Cá continuo à espera. No jardim onde se ouve água a correr de uma fonte e o trânsito infernal dos aviões para a portela. Sempre gostei destes contrastes embora aprecie muito mais os dons musicais da natureza. Não estou sozinha, uns bancos mais à frente uma mulher permanece apática. Sempre tive problemas com pessoas apáticas. Preocupa-me o que se passa lá dentro e é indecifrável cá fora. A apatia é como um presente vazio, alguém que não transmite nada cá para fora.
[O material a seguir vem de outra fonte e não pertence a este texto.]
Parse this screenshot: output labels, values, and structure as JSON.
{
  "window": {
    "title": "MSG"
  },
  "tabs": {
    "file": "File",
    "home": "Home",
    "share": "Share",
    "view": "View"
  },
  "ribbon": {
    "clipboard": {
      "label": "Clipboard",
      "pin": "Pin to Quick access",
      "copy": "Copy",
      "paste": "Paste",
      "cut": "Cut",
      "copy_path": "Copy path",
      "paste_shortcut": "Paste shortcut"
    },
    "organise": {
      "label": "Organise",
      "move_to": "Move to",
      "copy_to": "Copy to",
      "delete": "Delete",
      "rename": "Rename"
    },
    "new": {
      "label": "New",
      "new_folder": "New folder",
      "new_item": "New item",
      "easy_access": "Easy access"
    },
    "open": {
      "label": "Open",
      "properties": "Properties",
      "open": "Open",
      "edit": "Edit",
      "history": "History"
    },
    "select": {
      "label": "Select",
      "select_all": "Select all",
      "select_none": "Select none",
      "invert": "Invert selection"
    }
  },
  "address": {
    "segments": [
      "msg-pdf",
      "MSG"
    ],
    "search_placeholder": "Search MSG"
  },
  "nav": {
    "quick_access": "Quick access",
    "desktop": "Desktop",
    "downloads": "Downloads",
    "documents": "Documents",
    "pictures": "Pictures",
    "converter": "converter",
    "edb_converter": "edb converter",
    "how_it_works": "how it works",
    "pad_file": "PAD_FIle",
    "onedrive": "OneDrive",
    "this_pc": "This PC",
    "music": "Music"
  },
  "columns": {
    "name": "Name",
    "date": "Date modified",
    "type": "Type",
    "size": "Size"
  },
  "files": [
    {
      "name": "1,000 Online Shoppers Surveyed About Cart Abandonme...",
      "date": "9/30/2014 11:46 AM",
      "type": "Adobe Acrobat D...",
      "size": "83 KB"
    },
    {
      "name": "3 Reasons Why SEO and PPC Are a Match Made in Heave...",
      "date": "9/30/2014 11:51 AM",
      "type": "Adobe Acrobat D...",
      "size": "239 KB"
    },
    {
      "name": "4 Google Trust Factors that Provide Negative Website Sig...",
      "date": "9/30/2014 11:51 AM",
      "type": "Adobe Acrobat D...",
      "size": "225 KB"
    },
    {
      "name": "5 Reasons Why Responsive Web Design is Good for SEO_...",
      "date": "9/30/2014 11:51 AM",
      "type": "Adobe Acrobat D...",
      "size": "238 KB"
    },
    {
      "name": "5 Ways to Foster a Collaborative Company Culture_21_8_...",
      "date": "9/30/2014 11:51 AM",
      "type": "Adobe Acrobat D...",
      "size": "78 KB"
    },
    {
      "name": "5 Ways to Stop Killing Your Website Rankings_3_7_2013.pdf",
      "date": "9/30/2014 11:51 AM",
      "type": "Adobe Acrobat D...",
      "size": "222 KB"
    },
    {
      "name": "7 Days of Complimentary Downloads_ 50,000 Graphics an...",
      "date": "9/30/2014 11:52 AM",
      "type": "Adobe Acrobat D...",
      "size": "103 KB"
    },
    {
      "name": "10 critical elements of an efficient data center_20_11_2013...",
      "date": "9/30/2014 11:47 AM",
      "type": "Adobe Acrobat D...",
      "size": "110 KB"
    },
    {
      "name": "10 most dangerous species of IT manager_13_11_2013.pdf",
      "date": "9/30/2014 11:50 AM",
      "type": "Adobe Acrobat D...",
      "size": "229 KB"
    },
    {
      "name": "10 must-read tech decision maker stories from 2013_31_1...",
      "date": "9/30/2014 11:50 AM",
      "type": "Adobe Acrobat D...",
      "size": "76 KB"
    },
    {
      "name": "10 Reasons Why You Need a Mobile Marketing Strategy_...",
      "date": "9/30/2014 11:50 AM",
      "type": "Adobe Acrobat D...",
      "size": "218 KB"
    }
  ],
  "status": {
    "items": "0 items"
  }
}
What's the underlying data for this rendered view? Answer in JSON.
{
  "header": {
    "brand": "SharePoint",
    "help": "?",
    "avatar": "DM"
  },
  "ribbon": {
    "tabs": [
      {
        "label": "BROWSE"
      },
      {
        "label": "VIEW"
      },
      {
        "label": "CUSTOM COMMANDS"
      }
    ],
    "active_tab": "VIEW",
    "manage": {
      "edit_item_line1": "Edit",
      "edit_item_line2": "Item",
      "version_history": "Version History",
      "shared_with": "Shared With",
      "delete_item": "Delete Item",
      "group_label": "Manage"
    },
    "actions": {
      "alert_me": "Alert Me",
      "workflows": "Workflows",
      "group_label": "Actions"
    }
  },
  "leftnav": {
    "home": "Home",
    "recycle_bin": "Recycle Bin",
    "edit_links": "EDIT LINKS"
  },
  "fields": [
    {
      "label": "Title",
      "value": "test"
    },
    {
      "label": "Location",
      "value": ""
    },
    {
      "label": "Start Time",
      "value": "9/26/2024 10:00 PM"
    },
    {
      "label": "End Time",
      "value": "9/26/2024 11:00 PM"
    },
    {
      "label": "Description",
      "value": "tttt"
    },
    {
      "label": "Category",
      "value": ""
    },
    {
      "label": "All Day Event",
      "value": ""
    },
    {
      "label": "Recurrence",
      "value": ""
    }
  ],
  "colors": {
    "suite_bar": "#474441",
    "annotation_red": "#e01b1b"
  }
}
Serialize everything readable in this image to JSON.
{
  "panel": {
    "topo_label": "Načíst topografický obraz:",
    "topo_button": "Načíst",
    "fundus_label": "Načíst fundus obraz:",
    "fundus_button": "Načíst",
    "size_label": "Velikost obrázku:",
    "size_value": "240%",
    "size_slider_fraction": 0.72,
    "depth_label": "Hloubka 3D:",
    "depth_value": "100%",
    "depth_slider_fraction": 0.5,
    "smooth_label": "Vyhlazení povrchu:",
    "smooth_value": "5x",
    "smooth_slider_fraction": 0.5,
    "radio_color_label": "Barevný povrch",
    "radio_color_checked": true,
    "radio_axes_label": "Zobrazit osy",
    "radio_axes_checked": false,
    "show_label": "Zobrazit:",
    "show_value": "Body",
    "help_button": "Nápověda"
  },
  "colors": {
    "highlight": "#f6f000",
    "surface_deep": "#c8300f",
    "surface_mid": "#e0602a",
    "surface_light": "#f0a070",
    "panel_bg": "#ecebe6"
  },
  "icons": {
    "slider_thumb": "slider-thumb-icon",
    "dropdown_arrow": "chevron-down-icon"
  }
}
Uma pessoa com inspiração invisível, que não se traduz em letras, nem em música, nem em nada. Tem os lábios vermelhos e fuma um cigarro com um vagar quase invejável. Não tivesse eu esta ideia de que sou diferente de todos os extraterrestres do mundo, que gostava de ser assim e fumar um cigarro com aquela delicadeza e indiferença ao mundo. Quem me dera não me preocupar com o tempo.
Essa é uma questão que consigo contornar com alguma astúcia. É por isso que escrevo, para condensar o tempo para todo o sempre. Cada linha é um momento meu em que o tempo não contou, mesmo sem inspiração nenhuma. Quando eu for velha, vou ler as minhas ideias alteradas da juventude e voltar a sentir o mesmo. Juventude condensada e mais um comprimido para as dores nas costas, lidas com mais cinco dioptrias em cada vista.
Agora que vou chegar atrasada ao compromisso a que me propus no inicio desta divagação, confesso porque escrevo: um dia quero ser interessante e culta como o António Lobo Antunes.